Islam places great emphasis on cleanliness, in both its physical and spiritual aspects. On the physical side, Islam requires the Muslim to clean his body, his clothes, his house, and the whole community, and he is rewarded by God for doing so. Prophet Muhammad (SallAllahu Alayhi Wa Sallam) said, for example:
“Removing any harm from the road is charity (that will be rewarded by Allah).” [Bukhari]
While people generally consider cleanliness a desirable attribute, Islam insists on it , making it an indispensable fundamental of the faith. A Muslim is required to be pure morally and spiritually as well as physically. Through the Qur’an and Sunnah Islam requires the sincere believer to sanitize and purify his entire way of life.
In the Qur’an Allah commends those who are accustomed to cleanliness:
“Allah loves those who turn to Him constantly and He loves those who keep themselves pure and clean.” [2: 22]
In Islam the Arabic term for purity is Taharah. Books of Islamic jurisprudence often contain an entire chapter with Taharah as a heading.
Allah orders the believer to be tidy in appearance:
“Keep your clothes clean.” [74:4]
The Qur’an insists that the believer maintain a constant state of purity:
“Believers! When you prepare for prayer wash your faces, and your hands (and arms) to the elbows; rub your heads (with water) and (wash) your feet up to the ankles. If you are ritually impure bathe your whole body.” [5: 6]
Ritual impurity refers to that resulting from sexual release, menstruation and the first forty days after childbirth. Muslims also use water after eliminating body wastes.
Prophet Muhammad (SallAllahu Alayhi Wa Sallam) advised the Muslims to appear neat and tidy in private and in public. Once when returning home from battle he advised his army:
“You are soon going to meet your brothers, so tidy your saddles and clothes.
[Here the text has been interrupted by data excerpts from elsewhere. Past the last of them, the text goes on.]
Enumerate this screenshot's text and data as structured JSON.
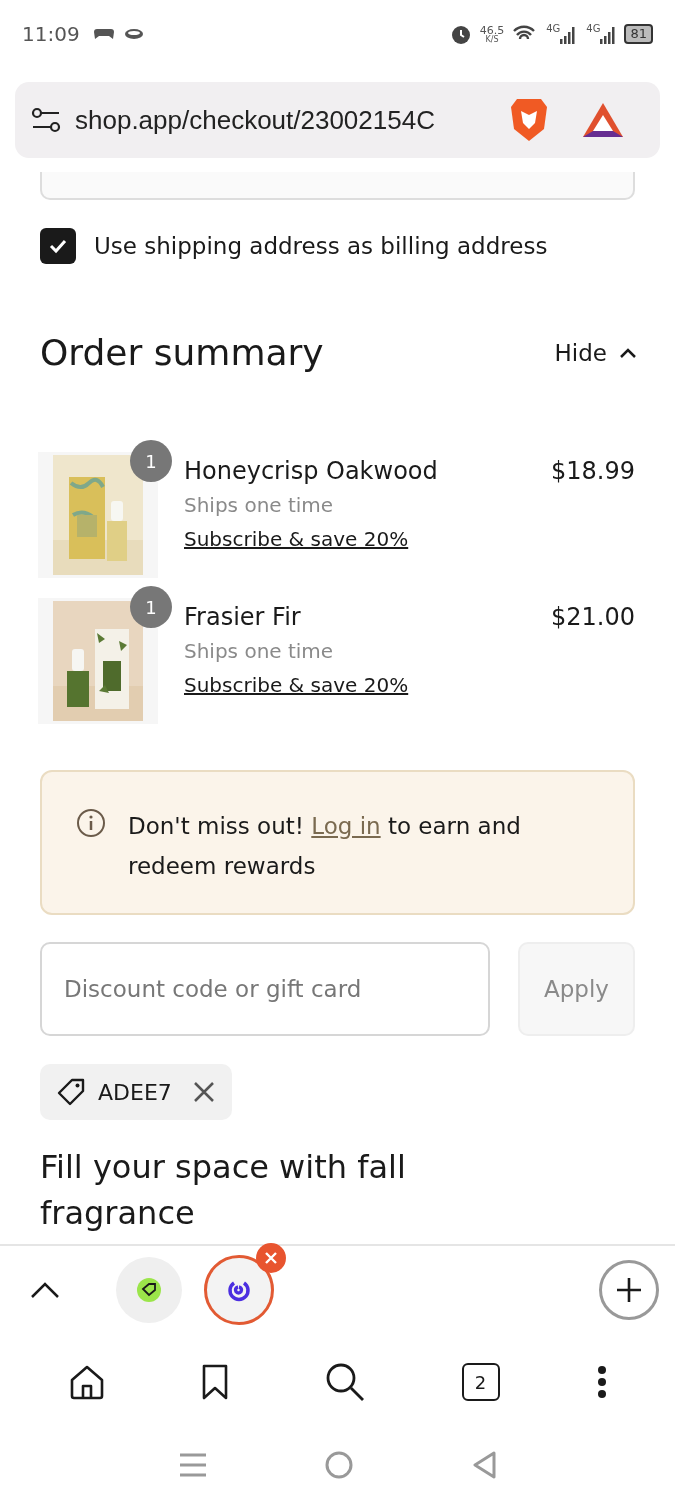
{
  "status_bar": {
    "time": "11:09",
    "speed": "46.5",
    "speed_unit": "K/S",
    "networks": [
      "4G",
      "4G"
    ],
    "battery": "81"
  },
  "address_bar": {
    "url": "shop.app/checkout/23002154C"
  },
  "billing": {
    "label": "Use shipping address as billing address",
    "checked": true
  },
  "order_summary": {
    "title": "Order summary",
    "toggle": "Hide",
    "expanded": true,
    "items": [
      {
        "name": "Honeycrisp Oakwood",
        "quantity": "1",
        "shipping": "Ships one time",
        "subscribe": "Subscribe & save 20%",
        "price": "$18.99",
        "kind": "picture"
      },
      {
        "name": "Frasier Fir",
        "quantity": "1",
        "shipping": "Ships one time",
        "subscribe": "Subscribe & save 20%",
        "price": "$21.00",
        "kind": "picture"
      }
    ]
  },
  "notice": {
    "before": "Don't miss out! ",
    "link": "Log in",
    "after": " to earn and redeem rewards"
  },
  "discount": {
    "placeholder": "Discount code or gift card",
    "button": "Apply",
    "applied_code": "ADEE7"
  },
  "section_heading": "Fill your space with fall fragrance",
  "browser_toolbar": {
    "tab_count": "2"
  }
}
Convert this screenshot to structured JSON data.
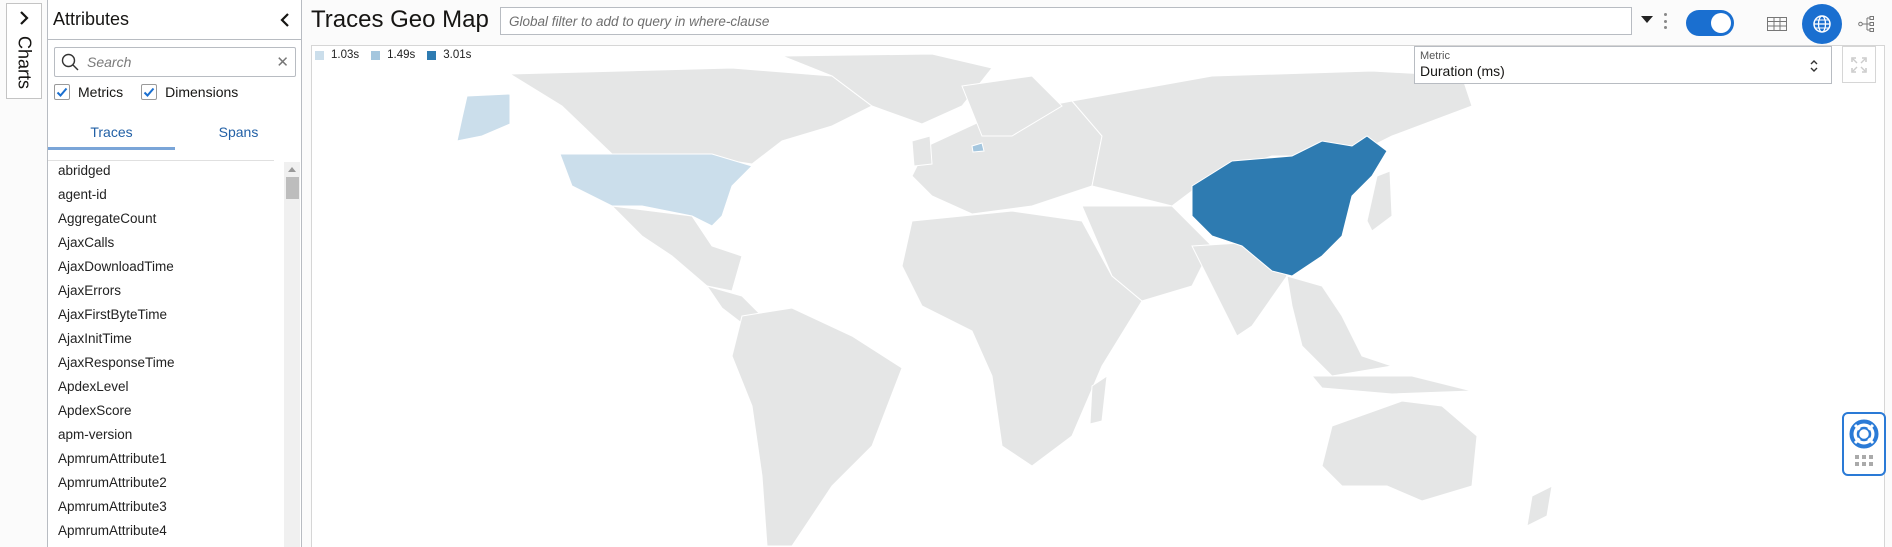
{
  "charts_rail": {
    "label": "Charts",
    "expand_icon": "chevron-right-icon"
  },
  "attributes": {
    "title": "Attributes",
    "collapse_icon": "chevron-left-icon",
    "search": {
      "placeholder": "Search",
      "value": ""
    },
    "filters": [
      {
        "label": "Metrics",
        "checked": true
      },
      {
        "label": "Dimensions",
        "checked": true
      }
    ],
    "tabs": [
      {
        "label": "Traces",
        "active": true
      },
      {
        "label": "Spans",
        "active": false
      }
    ],
    "items": [
      "abridged",
      "agent-id",
      "AggregateCount",
      "AjaxCalls",
      "AjaxDownloadTime",
      "AjaxErrors",
      "AjaxFirstByteTime",
      "AjaxInitTime",
      "AjaxResponseTime",
      "ApdexLevel",
      "ApdexScore",
      "apm-version",
      "ApmrumAttribute1",
      "ApmrumAttribute2",
      "ApmrumAttribute3",
      "ApmrumAttribute4"
    ]
  },
  "main": {
    "title": "Traces Geo Map",
    "filter": {
      "placeholder": "Global filter to add to query in where-clause",
      "value": ""
    },
    "toggle_on": true,
    "views": [
      {
        "name": "table-view",
        "icon": "table-icon",
        "active": false
      },
      {
        "name": "geo-map-view",
        "icon": "globe-icon",
        "active": true
      },
      {
        "name": "topology-view",
        "icon": "topology-icon",
        "active": false
      }
    ]
  },
  "map": {
    "metric": {
      "label": "Metric",
      "value": "Duration (ms)"
    },
    "colors": {
      "base": "#e5e6e6",
      "low": "#cbdeeb",
      "mid": "#a4c6de",
      "high": "#2e7bb1",
      "border": "#ffffff"
    },
    "legend": [
      {
        "label": "1.03s",
        "color": "#cbdeeb"
      },
      {
        "label": "1.49s",
        "color": "#a4c6de"
      },
      {
        "label": "3.01s",
        "color": "#2e7bb1"
      }
    ],
    "highlighted_regions": [
      {
        "country": "United States",
        "value": "1.03s"
      },
      {
        "country": "Netherlands",
        "value": "1.49s"
      },
      {
        "country": "China",
        "value": "3.01s"
      }
    ]
  },
  "help_widget": {
    "icon": "lifebuoy-icon"
  }
}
Be distinguished in the eyes of the people.” [Abu Dawud]
On another occasion he said:
“Don’t ever come with your hair and beard disheveled like a devil.” [Al-Tirmidhi]
And on another:
“Had I not been afraid of overburdening my community, I would have ordered them to brush their teeth for every prayer.” [Bukhari]
Moral hygiene was not ignored, either, for the Prophet (SallAllahu Alayhi Wa Sallam) encouraged the Muslims to make a special prayer upon seeing themselves in the mirror:
“Allah, You have endowed me with a good form; likewise bless me with an immaculate character and forbid my face from touching the Hellfire.” [Ahmad]
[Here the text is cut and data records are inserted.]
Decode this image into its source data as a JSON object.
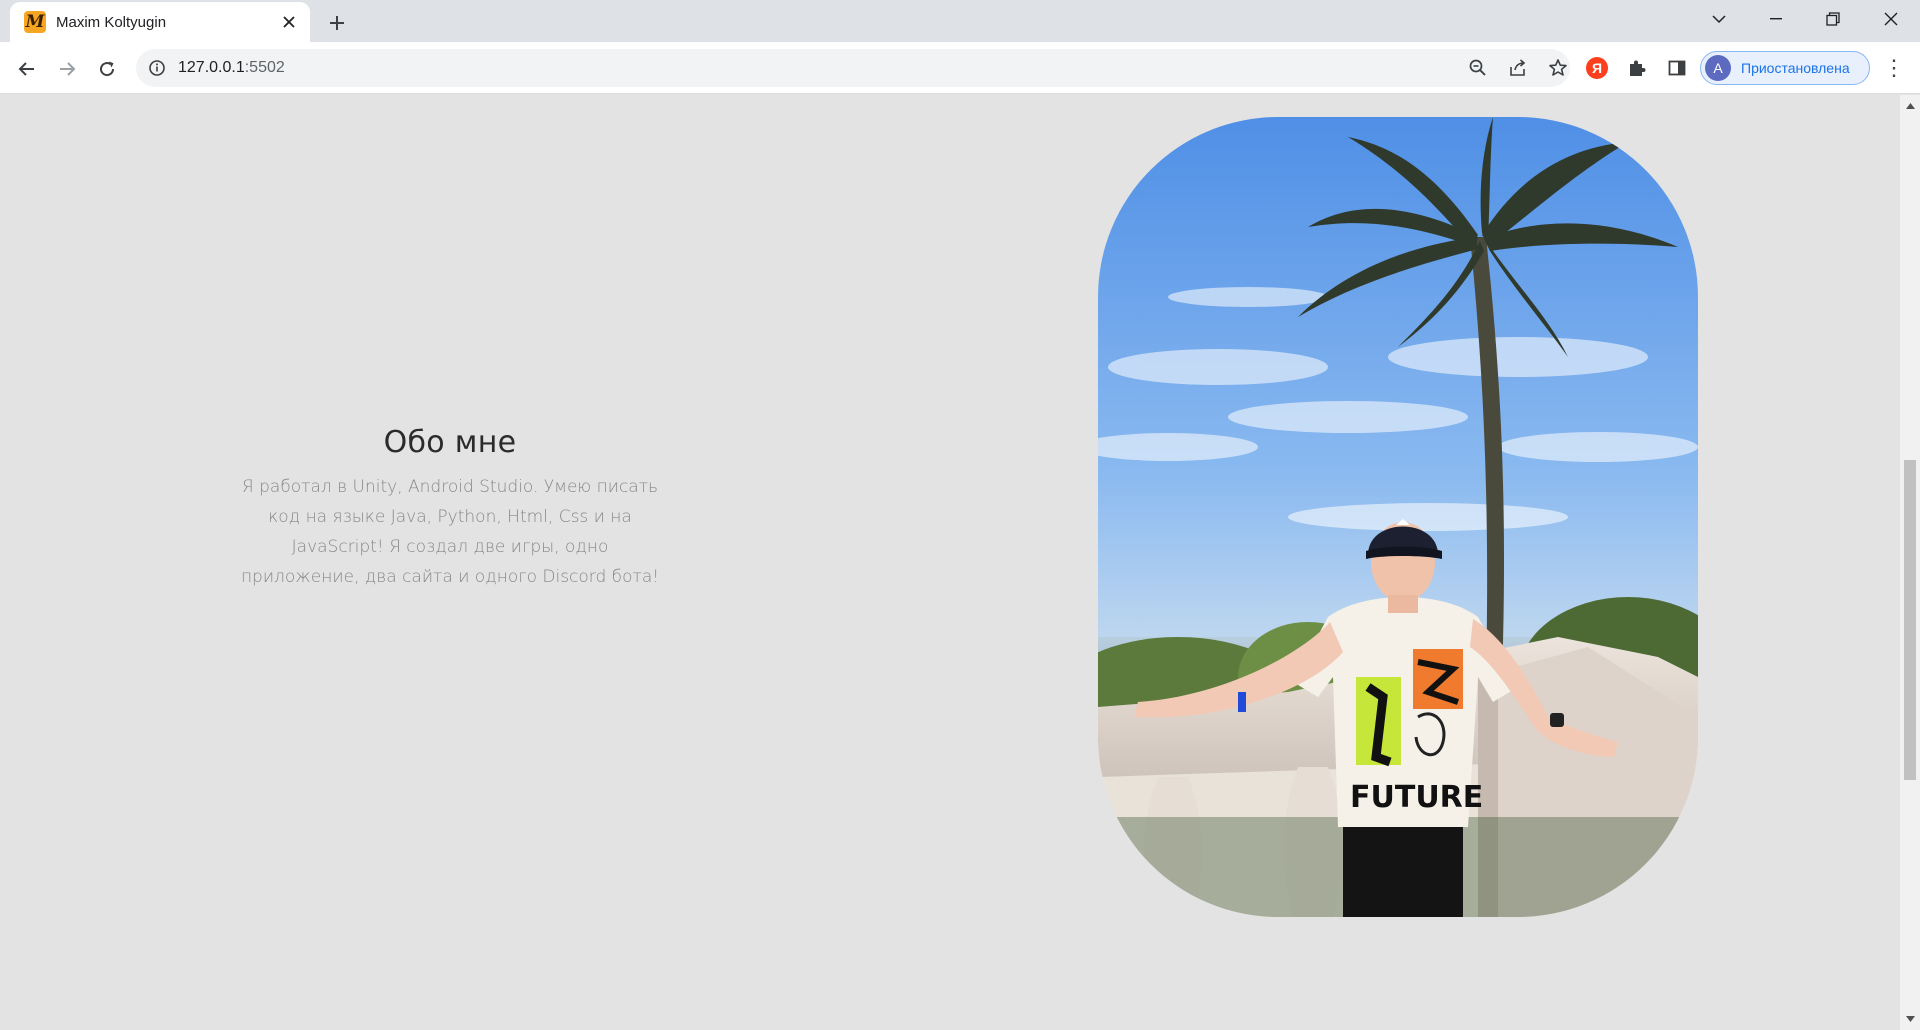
{
  "browser": {
    "tab": {
      "title": "Maxim Koltyugin",
      "favicon_letter": "M",
      "close_glyph": "✕"
    },
    "new_tab_glyph": "+",
    "address": {
      "host": "127.0.0.1",
      "port": ":5502"
    },
    "profile": {
      "avatar_letter": "A",
      "status": "Приостановлена"
    },
    "menu_glyph": "⋮",
    "extensions": {
      "yandex_letter": "Я"
    }
  },
  "page": {
    "about": {
      "title": "Обо мне",
      "text": "Я работал в Unity, Android Studio. Умею писать код на языке Java, Python, Html, Css и на JavaScript! Я создал две игры, одно приложение, два сайта и одного Discord бота!"
    },
    "photo": {
      "shirt_text": "FUTURE"
    }
  },
  "colors": {
    "page_background": "#e3e3e3",
    "title": "#2b2b2b",
    "body_text": "#888888",
    "profile_accent": "#1a73e8"
  }
}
And modesty in dress, for men as well as for women, assists one in maintaining purity of thought.
Being charitable is a way of purifying one’s wealth. A Muslim who does not give charity (Sadaqah) and pay the required annual Zakah, the 2.5% alms-tax, has in effect contaminated his wealth by hoarding that which rightfully belongs to others:
“Of their wealth take alms so that you may purify and sanctify them.” [9: 103]
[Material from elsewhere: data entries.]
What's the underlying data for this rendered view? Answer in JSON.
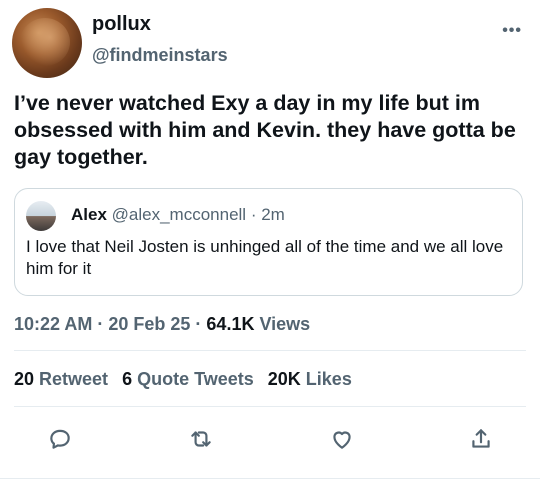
{
  "tweet": {
    "display_name": "pollux",
    "handle": "@findmeinstars",
    "more_label": "•••",
    "text": "I’ve never watched Exy a day in my life but im obsessed with him and Kevin. they have gotta be gay together.",
    "time": "10:22 AM",
    "sep1": " · ",
    "date": "20 Feb 25",
    "sep2": " · ",
    "views_count": "64.1K",
    "views_label": " Views"
  },
  "quote": {
    "name": "Alex",
    "handle": "@alex_mcconnell",
    "sep": " · ",
    "age": "2m",
    "text": "I love that Neil Josten is unhinged all of the time and we all love him for it"
  },
  "stats": {
    "retweets_count": "20",
    "retweets_label": " Retweet",
    "quotes_count": "6",
    "quotes_label": " Quote Tweets",
    "likes_count": "20K",
    "likes_label": " Likes"
  },
  "actions": {
    "icons": [
      "reply-icon",
      "retweet-icon",
      "like-icon",
      "share-icon"
    ]
  },
  "colors": {
    "text_primary": "#0f1419",
    "text_secondary": "#536471",
    "border": "#cfd9de",
    "divider": "#e6ecf0"
  }
}
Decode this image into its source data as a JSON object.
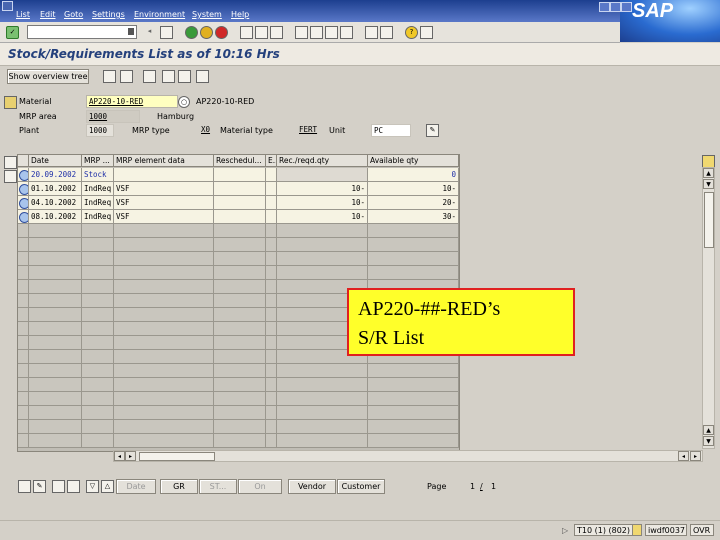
{
  "menu": {
    "items": [
      "List",
      "Edit",
      "Goto",
      "Settings",
      "Environment",
      "System",
      "Help"
    ],
    "brand": "SAP"
  },
  "title": "Stock/Requirements List as of 10:16 Hrs",
  "app_toolbar": {
    "show_overview_tree": "Show overview tree"
  },
  "header": {
    "material_label": "Material",
    "material_value": "AP220-10-RED",
    "material_desc": "AP220-10-RED",
    "mrp_area_label": "MRP area",
    "mrp_area_value": "1000",
    "mrp_area_desc": "Hamburg",
    "plant_label": "Plant",
    "plant_value": "1000",
    "mrp_type_label": "MRP type",
    "mrp_type_value": "X0",
    "material_type_label": "Material type",
    "material_type_value": "FERT",
    "unit_label": "Unit",
    "unit_value": "PC"
  },
  "table": {
    "columns": [
      "Date",
      "MRP ...",
      "MRP element data",
      "Reschedul...",
      "E..",
      "Rec./reqd.qty",
      "Available qty"
    ],
    "rows": [
      {
        "date": "20.09.2002",
        "mrp": "Stock",
        "data": "",
        "resched": "",
        "e": "",
        "qty": "",
        "avail": "0"
      },
      {
        "date": "01.10.2002",
        "mrp": "IndReq",
        "data": "VSF",
        "resched": "",
        "e": "",
        "qty": "10-",
        "avail": "10-"
      },
      {
        "date": "04.10.2002",
        "mrp": "IndReq",
        "data": "VSF",
        "resched": "",
        "e": "",
        "qty": "10-",
        "avail": "20-"
      },
      {
        "date": "08.10.2002",
        "mrp": "IndReq",
        "data": "VSF",
        "resched": "",
        "e": "",
        "qty": "10-",
        "avail": "30-"
      }
    ]
  },
  "bottom_toolbar": {
    "date": "Date",
    "gr": "GR",
    "st": "ST...",
    "on": "On",
    "vendor": "Vendor",
    "customer": "Customer",
    "page_label": "Page",
    "page_current": "1",
    "page_sep": "/",
    "page_total": "1"
  },
  "callout": {
    "line1": "AP220-##-RED’s",
    "line2": "S/R List"
  },
  "status": {
    "system": "T10 (1) (802)",
    "server": "iwdf0037",
    "mode": "OVR"
  },
  "colors": {
    "menu_bar": "#1d3f8f",
    "title_text": "#24407c",
    "callout_fill": "#ffff2a",
    "callout_border": "#e02020"
  }
}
All the laws and injunctions given by Allah and His Prophet (SallAllahu Alayhi Wa Sallam) are pure; on the other hand, man-made laws suffer from the impurities of human bias and other imperfections. Thus any formal law can only be truly just when it is purified by divine guidance – as elucidated by the Qur’an and the Sunnah – or if it is divinely ordained to begin with – the Shari’ah.
There is nothing wrong with being self-critical. In fact, it is desirable to self-criticize.
Let us make sure that our house, street, neighborhood, surrounding… etc are clean and hygienic.